Everything else is ordered by the other ordering blocks.
The algorithm REQUIRES that terms in component <=syz_comp are larger than
terms with component > syz_comp.(Elimination ordering for these components).
Setting syz_comp to other values gives in general faster but wrong results.

The monomial ordering questions are unrelated to the speedup I mentioned (I was not modifying the monomial ordering when speeding up the algorithm). I was trying to better understand why syz_comp in different structures are different values during the same computation. I guess that doesn't matter now.

Anyway, I achieved significant speed up of liftstd (when syzygies are not needed) by calculating only the part of the groebner basis with gen(1) in the leading order. There are also some calculations used to sort/prioritize which pairs to work on based on length, and I changed this to only count the number of monomials with gen(1). As another speed up, I also detected if the leading monomial is a constant*gen(1), as this means we can exit early as this will be the only term in the resulting greobner basis after the gen(i) are removed. The liftstd calculation was of course still slower and more memory intensive than just doing slimgb, because the polynomials now are carrying around extra monomials which hold the information of how they relate to the original basis. However with these changes the liftstd calculation now follows the same sequence of progress as slimgb alone. This was what I was hoping for in the other thread.

Basically, liftstd was still doing all the effort for calculating the syzygies even when they were not wanted.
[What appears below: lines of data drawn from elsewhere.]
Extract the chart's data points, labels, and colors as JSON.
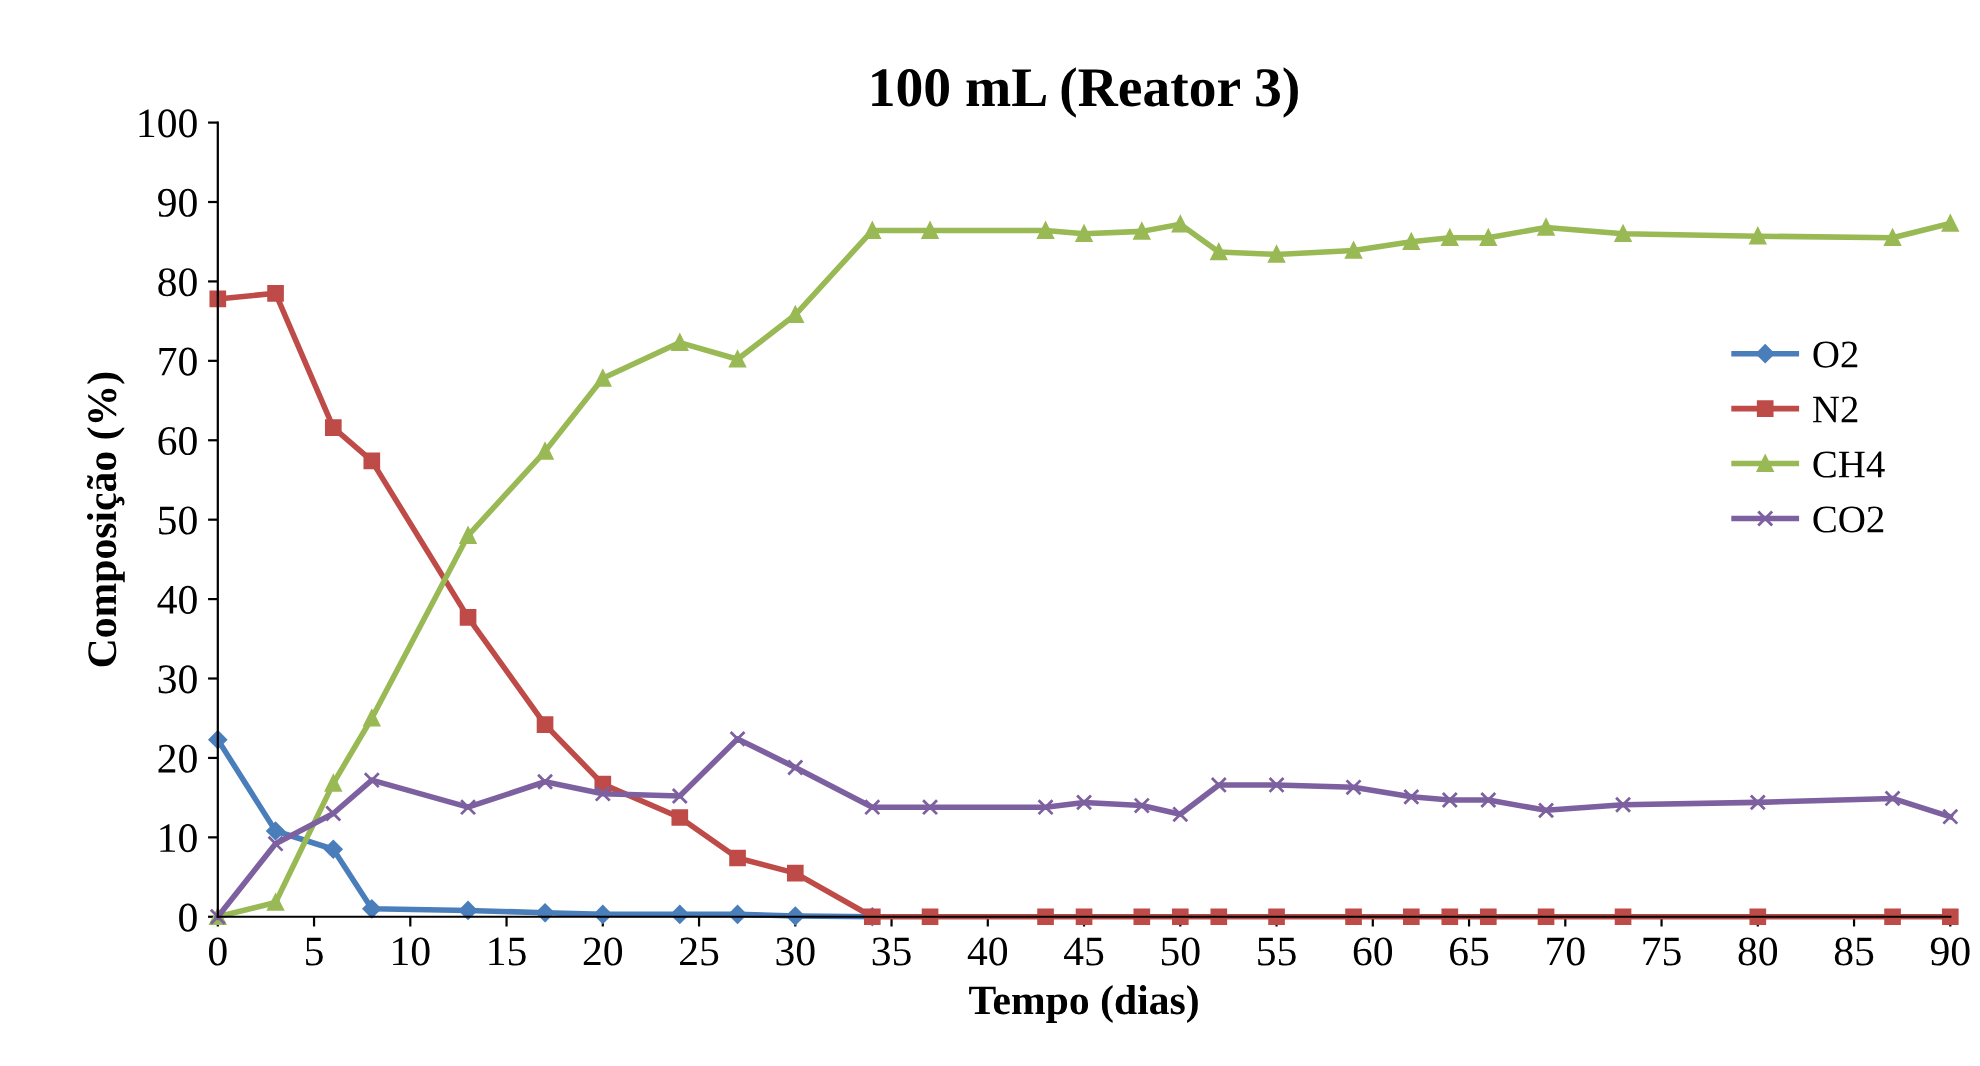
{
  "chart_data": {
    "type": "line",
    "title": "100 mL (Reator 3)",
    "xlabel": "Tempo (dias)",
    "ylabel": "Composição (%)",
    "x": [
      0,
      3,
      6,
      8,
      13,
      17,
      20,
      24,
      27,
      30,
      34,
      37,
      43,
      45,
      48,
      50,
      52,
      55,
      59,
      62,
      64,
      66,
      69,
      73,
      80,
      87,
      90
    ],
    "series": [
      {
        "name": "O2",
        "color": "#4a7ebb",
        "marker": "diamond",
        "values": [
          22.3,
          10.8,
          8.5,
          1,
          0.8,
          0.5,
          0.3,
          0.3,
          0.3,
          0.1,
          0,
          null,
          null,
          null,
          null,
          null,
          null,
          null,
          null,
          null,
          null,
          null,
          null,
          null,
          null,
          null,
          null
        ]
      },
      {
        "name": "N2",
        "color": "#be4b48",
        "marker": "square",
        "values": [
          77.8,
          78.5,
          61.6,
          57.4,
          37.7,
          24.2,
          16.7,
          12.5,
          7.4,
          5.5,
          0,
          0,
          0,
          0,
          0,
          0,
          0,
          0,
          0,
          0,
          0,
          0,
          0,
          0,
          0,
          0,
          0
        ]
      },
      {
        "name": "CH4",
        "color": "#98b954",
        "marker": "triangle",
        "values": [
          0,
          1.8,
          16.8,
          25,
          48,
          58.6,
          67.8,
          72.3,
          70.2,
          75.8,
          86.4,
          86.4,
          86.4,
          86,
          86.3,
          87.2,
          83.7,
          83.4,
          83.9,
          85,
          85.5,
          85.5,
          86.8,
          86,
          85.7,
          85.5,
          87.3
        ]
      },
      {
        "name": "CO2",
        "color": "#7d60a0",
        "marker": "cross",
        "values": [
          0,
          9.2,
          13,
          17.2,
          13.8,
          17,
          15.5,
          15.2,
          22.4,
          18.8,
          13.8,
          13.8,
          13.8,
          14.4,
          14,
          12.9,
          16.6,
          16.6,
          16.3,
          15.1,
          14.7,
          14.7,
          13.4,
          14.1,
          14.4,
          14.9,
          12.6
        ]
      }
    ],
    "xlim": [
      0,
      90
    ],
    "xticks": [
      0,
      5,
      10,
      15,
      20,
      25,
      30,
      35,
      40,
      45,
      50,
      55,
      60,
      65,
      70,
      75,
      80,
      85,
      90
    ],
    "ylim": [
      0,
      100
    ],
    "yticks": [
      0,
      10,
      20,
      30,
      40,
      50,
      60,
      70,
      80,
      90,
      100
    ],
    "grid": false,
    "legend": "right",
    "line_style": "solid"
  }
}
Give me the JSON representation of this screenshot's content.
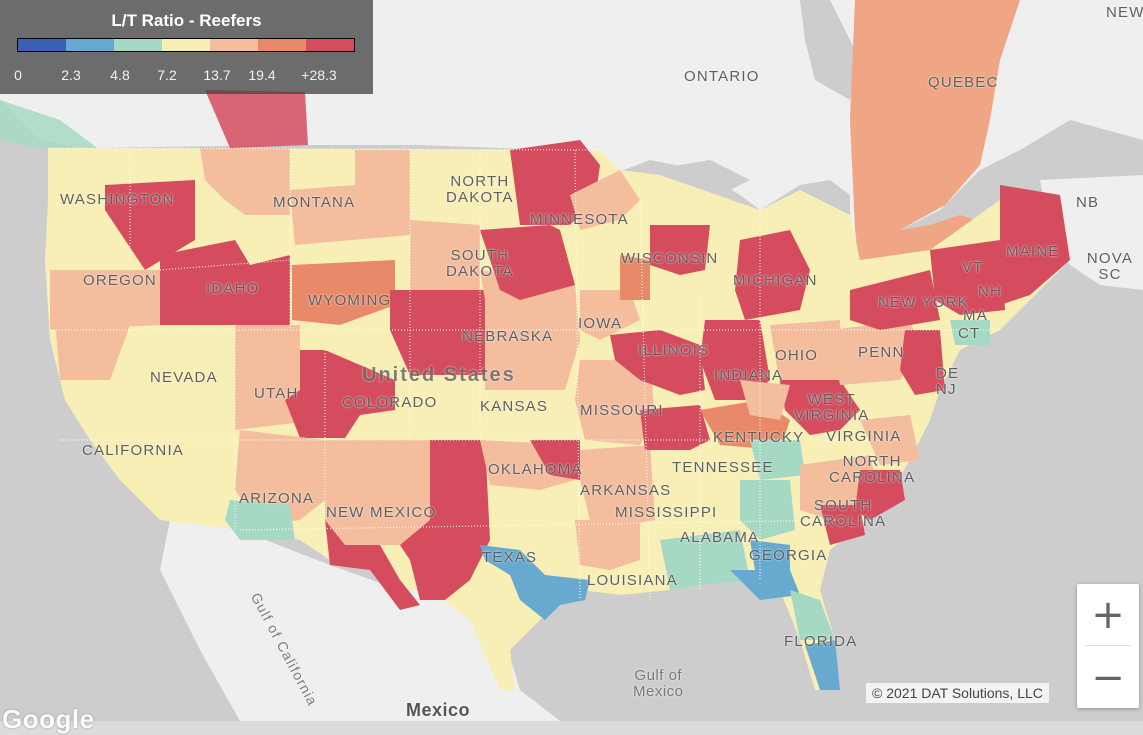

Removing that speeds things up significantly.

To which version of Singular are you refering?
There were improvements in liftstd in version 4.2.0p2.
- syzygies were not computed if not needed (already in 4.2.0, if std is used)
- possible to select slimgb or std as Groebner base algorithm (already in 4.2.0)
- lazy computation of transformation matrix (only if syzygies are not needed and std used), new in 4.2.0p2

I started from the github version (commit c2763fb4965b5f644ed27a9797f11dabc3d3f6fc), and modified from there.

In the github version, when using slimgb in liftstd the code would still do the work of calculating the syzygies, even if it dropped those results later. This can be seen by printing out the polynomials being collected in the "while(i < max_pairs)" loop of "void go_on (slimgb_alg * c)" in file "kernel/GBEngine/tgb.cc", or by dumping the c->S->m[i] to see the current status after each go_on call in "do_t_rep_gb". So I made some changes as mentioned in my last post, to do my best to remove that extra work and sort the pairs in a similar way. I don't understand the code well enough to know the "appropriate" place for many of the changes, but after the changes the prot output from a slimgb(I) would be similar to liftstd(I, T, "slimgb"), so the strategies appears to match now.

Sounds interesting as all of the improvements I mentioned uses std.
Can you provide a link to your modifications or create a pull request?